Abazović has only been prime minister since April but was deputy prime minister for more than a year before that, following the 2020 elections that broke the three-decade hold on power of the Democratic party of Socialists, led by the president, Milo Đukanović.

In August 2021, through cooperation with Europol and western intelligence agencies, Abazović oversaw the seizure of 1.4 tonnes of cocaine hidden in a banana shipment, the biggest ever seizure in the Balkans. Another half tonne was seized in January this year.

“All this cocaine was going to western Europe and was coming from Ecuador,” he said.
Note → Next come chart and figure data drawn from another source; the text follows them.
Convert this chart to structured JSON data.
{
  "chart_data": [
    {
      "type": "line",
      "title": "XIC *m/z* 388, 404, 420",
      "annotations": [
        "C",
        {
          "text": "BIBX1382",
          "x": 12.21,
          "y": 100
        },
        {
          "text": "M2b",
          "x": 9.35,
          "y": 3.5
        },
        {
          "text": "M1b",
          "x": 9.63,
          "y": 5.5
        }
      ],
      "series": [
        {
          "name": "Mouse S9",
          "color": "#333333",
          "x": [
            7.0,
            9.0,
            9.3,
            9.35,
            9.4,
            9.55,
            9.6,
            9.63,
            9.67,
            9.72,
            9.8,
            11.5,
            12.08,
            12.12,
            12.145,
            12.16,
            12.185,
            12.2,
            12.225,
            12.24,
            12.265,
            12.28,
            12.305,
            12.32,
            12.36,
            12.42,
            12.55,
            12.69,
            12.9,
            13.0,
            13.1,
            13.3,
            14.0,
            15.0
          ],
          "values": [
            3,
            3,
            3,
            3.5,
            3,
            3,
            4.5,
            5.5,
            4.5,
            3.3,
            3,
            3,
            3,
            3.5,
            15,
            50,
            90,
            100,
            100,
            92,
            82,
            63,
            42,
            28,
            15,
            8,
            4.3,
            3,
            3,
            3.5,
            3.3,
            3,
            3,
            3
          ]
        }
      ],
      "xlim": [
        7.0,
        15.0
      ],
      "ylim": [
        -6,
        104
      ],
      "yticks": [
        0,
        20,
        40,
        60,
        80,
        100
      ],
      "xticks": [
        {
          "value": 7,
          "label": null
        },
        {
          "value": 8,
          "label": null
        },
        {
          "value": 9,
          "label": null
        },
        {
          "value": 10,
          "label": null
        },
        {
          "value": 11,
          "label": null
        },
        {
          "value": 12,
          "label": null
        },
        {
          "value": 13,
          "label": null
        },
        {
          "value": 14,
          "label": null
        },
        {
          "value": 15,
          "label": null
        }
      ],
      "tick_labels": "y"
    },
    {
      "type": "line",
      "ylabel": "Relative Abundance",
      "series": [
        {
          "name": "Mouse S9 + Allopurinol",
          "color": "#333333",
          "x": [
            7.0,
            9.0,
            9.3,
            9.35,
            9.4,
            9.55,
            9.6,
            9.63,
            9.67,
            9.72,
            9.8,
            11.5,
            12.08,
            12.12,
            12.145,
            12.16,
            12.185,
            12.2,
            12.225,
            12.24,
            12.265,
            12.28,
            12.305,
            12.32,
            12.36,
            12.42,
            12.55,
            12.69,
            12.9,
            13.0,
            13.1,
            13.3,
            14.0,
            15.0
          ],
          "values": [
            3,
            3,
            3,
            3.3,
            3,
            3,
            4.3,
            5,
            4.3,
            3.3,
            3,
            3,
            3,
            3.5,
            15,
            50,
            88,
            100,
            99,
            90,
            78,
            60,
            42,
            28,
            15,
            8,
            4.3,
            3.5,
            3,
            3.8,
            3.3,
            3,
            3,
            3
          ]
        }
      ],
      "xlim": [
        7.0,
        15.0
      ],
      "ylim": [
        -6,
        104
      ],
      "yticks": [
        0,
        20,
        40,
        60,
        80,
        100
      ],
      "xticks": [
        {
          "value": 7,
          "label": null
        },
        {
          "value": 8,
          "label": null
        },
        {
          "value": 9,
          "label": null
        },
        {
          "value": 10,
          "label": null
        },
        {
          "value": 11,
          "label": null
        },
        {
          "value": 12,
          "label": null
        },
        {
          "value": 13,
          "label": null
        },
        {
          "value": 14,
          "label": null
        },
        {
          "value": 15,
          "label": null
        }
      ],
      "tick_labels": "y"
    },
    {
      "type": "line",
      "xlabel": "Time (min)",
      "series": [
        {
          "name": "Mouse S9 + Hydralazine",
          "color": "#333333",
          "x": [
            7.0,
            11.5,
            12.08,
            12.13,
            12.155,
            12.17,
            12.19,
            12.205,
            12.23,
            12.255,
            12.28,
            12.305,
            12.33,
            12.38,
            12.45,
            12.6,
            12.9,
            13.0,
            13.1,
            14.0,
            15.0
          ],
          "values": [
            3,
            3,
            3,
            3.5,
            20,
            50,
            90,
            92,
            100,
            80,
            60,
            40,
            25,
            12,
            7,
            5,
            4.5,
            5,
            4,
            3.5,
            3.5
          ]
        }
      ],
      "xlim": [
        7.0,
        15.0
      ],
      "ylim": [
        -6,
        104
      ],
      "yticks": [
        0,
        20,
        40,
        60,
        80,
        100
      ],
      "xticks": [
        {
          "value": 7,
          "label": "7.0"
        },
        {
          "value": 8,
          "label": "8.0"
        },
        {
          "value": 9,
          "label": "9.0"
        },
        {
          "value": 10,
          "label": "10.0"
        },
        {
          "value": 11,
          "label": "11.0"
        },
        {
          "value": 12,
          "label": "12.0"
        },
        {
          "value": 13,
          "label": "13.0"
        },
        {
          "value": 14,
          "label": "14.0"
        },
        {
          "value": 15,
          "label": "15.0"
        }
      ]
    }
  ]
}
In May, after he became prime minister, Montenegrin security services seized 148,000 packets of smuggled cigarettes, in what he described as the biggest such haul in European history. After losing the vote of no confidence in August, Abazović handed over a dossier on the cigarette smuggling industry to the state prosecutor.

Vesna Medenica, who was the head of Montenegro’s supreme court for 17 years, was arrested in April and charged with covering up her son’s alleged cocaine and cigarette smuggling operations. She denies any wrongdoing.

However, Abazović believes it is President Đukanović himself who sits atop the coexistence between organised crime and Montenegrin politics. “He is the problem,” Abazović said. “My personal opinion is, because he is deeply involved in corruption.”

Đukanović has denied repeated claims of corruption during his long political career and has never been formally charged. He was the subject of an Italian investigation into cigarette smuggling, but it was dropped in 2009.

Đukanović has also defended offshore trusts in the British Virgin Islands of which he and his son are the beneficiaries, saying he set them up when he was in private business, not in public office. He told Radio Free Europe/Radio Liberty earlier this month that Montenegro’s record against organised crime “should not be underestimated”.

While not illegal, such secret accounts are sometimes used to hide illicit funds and avoid taxation at home.

Ostensibly, Abazović was ousted for signing an agreement with the Serbian Orthodox church, settling longstanding property disputes, a move that was deeply unpopular in Montenegro because the church does not fully recognise the country’s independence from Serbia. It gave his political enemies an opening, but Abazović is unrepentant.

“I think that like the new politicians who don’t have the baggage from the 90s, I’m divorced from nationalism. I want to promote reconciliation in my country, but also in the region, so we can move on,” he said. “I’m optimistic about our country.”